A Co Donegal school attended by young people who lost their lives in the Creeslough explosion last year and a young man who saved a mother and daughter from drowning in a Co Carlow river have been honoured at the Garda National Youth Awards.
Young people battling serious health challenges and groups and individuals actively working to make the communities in which the live safer and more inclusive were also honoured at a ceremony in Dublin.
A special recognition award was presented to Mulroy College in Co Donegal where Leona Harper and James Monaghan, two of the 10 people who lost their lives in the Creeslough tragedy, were students.
“Of some comfort, however, is the compassion and support that the staff and students of Mulroy College have not just shown one another in the days and weeks that have followed, but to the whole community of Creeslough,” the citation said.
“Their maturity and compassion have lifted people up during a distressing time, and the support that they continue to offer to the locality is a tribute to all 10 people that lost their lives.”
Another winner, Miley Doran, was aged 17 when he was fishing on the banks of the river Barrow in Carlow town on a Sunday in May 2021. He heard a child shouting that their mother and sister were drowning. and, without hesitation, entered the water and rescued the young girl, pulling her to the bank.
He then turned back and rescued her mother before gathering up his fishing tackle and going home, leaving his family with no idea about his life-saving actions. People only became aware of his bravery when the young girl’s grandmother posted in praise of him on social media.
He is, the citation says, “naturally very modest but a remarkable advocate for the Irish Traveller Community who deserves every accolade and commands all our respect”.
Meanwhile, students from Castleisland Community College in Tralee, who sought second-hand bicycles from their school and local business community for Ukranian refugees, were also commended. Around 60 bikes were donated, serviced and repaired by the students.
There was also praise for Eoghan McCabe from Co Louth, who was born with a rare genetic condition. The citation said that “with years of hard work, love and perseverance, Eoghan has been able to attend his local secondary school [and] plays a central part in the management and operations of his local GAA club.”
It added: “Eoghan had the genius idea of holding a charity tractor run as part of his transition year project for the benefit of charities close to his heart, and he held it again this year to raise a combined €55,585.”
The ceremony heard that 12-year-old Sophie Lanigan from Dublin was running a high temperature last December and within 24 hours was fighting for her life in Crumlin Children’s Hospital after contracting Strep A and Sepsis. She survived but her life was forever changed by the severe infections, which led to her losing her limbs.
After spending more than two months in the care of the staff in Crumlin, Sophie embarked on the next phase of her road to recovery and has “learned to walk with prosthetics and to paint and write again”, the citation states.
Twin sisters Sarah and Rachel Bello from the Carlow-Kilkenny region were also acknowledged at the awards.
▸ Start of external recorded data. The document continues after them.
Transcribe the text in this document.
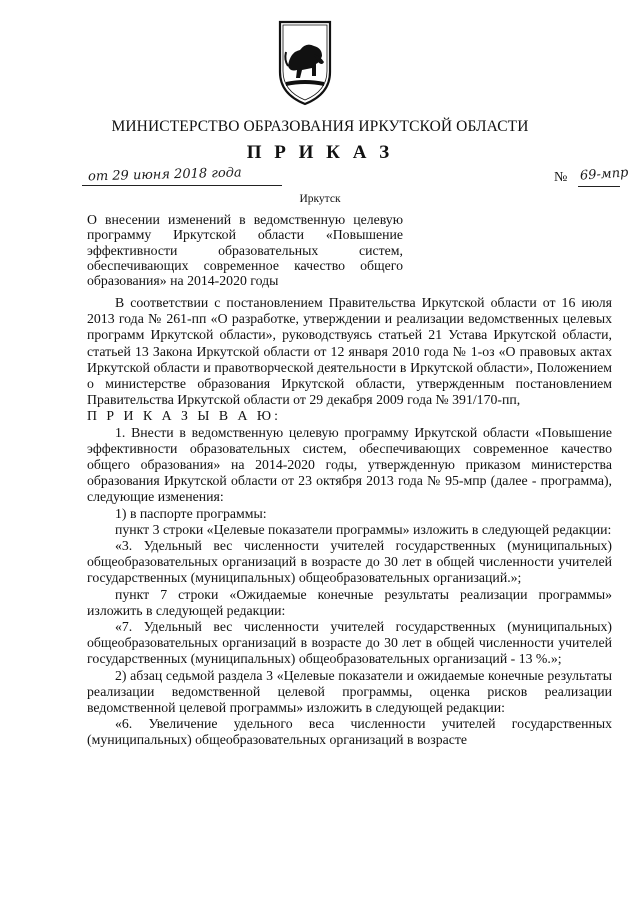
МИНИСТЕРСТВО ОБРАЗОВАНИЯ ИРКУТСКОЙ ОБЛАСТИ
П Р И К А З
от 29 июня 2018 года	№ 69-мпр
Иркутск
О внесении изменений в ведомственную целевую программу Иркутской области «Повышение эффективности образовательных систем, обеспечивающих современное качество общего образования» на 2014-2020 годы

В соответствии с постановлением Правительства Иркутской области от 16 июля 2013 года № 261-пп «О разработке, утверждении и реализации ведомственных целевых программ Иркутской области», руководствуясь статьей 21 Устава Иркутской области, статьей 13 Закона Иркутской области от 12 января 2010 года № 1-оз «О правовых актах Иркутской области и правотворческой деятельности в Иркутской области», Положением о министерстве образования Иркутской области, утвержденным постановлением Правительства Иркутской области от 29 декабря 2009 года № 391/170-пп,

П Р И К А З Ы В А Ю:

1. Внести в ведомственную целевую программу Иркутской области «Повышение эффективности образовательных систем, обеспечивающих современное качество общего образования» на 2014-2020 годы, утвержденную приказом министерства образования Иркутской области от 23 октября 2013 года № 95-мпр (далее - программа), следующие изменения:

1) в паспорте программы:

пункт 3 строки «Целевые показатели программы» изложить в следующей редакции:

«3. Удельный вес численности учителей государственных (муниципальных) общеобразовательных организаций в возрасте до 30 лет в общей численности учителей государственных (муниципальных) общеобразовательных организаций.»;

пункт 7 строки «Ожидаемые конечные результаты реализации программы» изложить в следующей редакции:

«7. Удельный вес численности учителей государственных (муниципальных) общеобразовательных организаций в возрасте до 30 лет в общей численности учителей государственных (муниципальных) общеобразовательных организаций - 13 %.»;

2) абзац седьмой раздела 3 «Целевые показатели и ожидаемые конечные результаты реализации ведомственной целевой программы, оценка рисков реализации ведомственной целевой программы» изложить в следующей редакции:

«6. Увеличение удельного веса численности учителей государственных (муниципальных) общеобразовательных организаций в возрасте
They were born with a rare and incurable blood disorder which causes both girls severe pain. However, they “continue to meet any obstacles with resilience and good humour”.
The was also praise for Syrian national Sara Marza, who in 2018 sought refuge in Ireland along with her family following a journey “fraught with dangers” that included a sea rescue.
As a student at Inver College in Carrickmacross, Co Monaghan, Sara has learned three languages and “worked immensely hard to settle in and become a much admired friend and student.
“In her fundraising, children in Syria have benefited greatly by her efforts,” the citation stated.
The Community Safety Award was present to the Solas Project Youth Programme in Dublin for the creation of a positive, community and family friendly event “that provided an alternative and avoided engaging in unsafe behaviour on Hallowe’en”.
“The concept of creating a Haunted House for people to manage and the community to visit on Hallowe’en weekend was creative and exciting, but no easy feat to pull off,” the citation noted.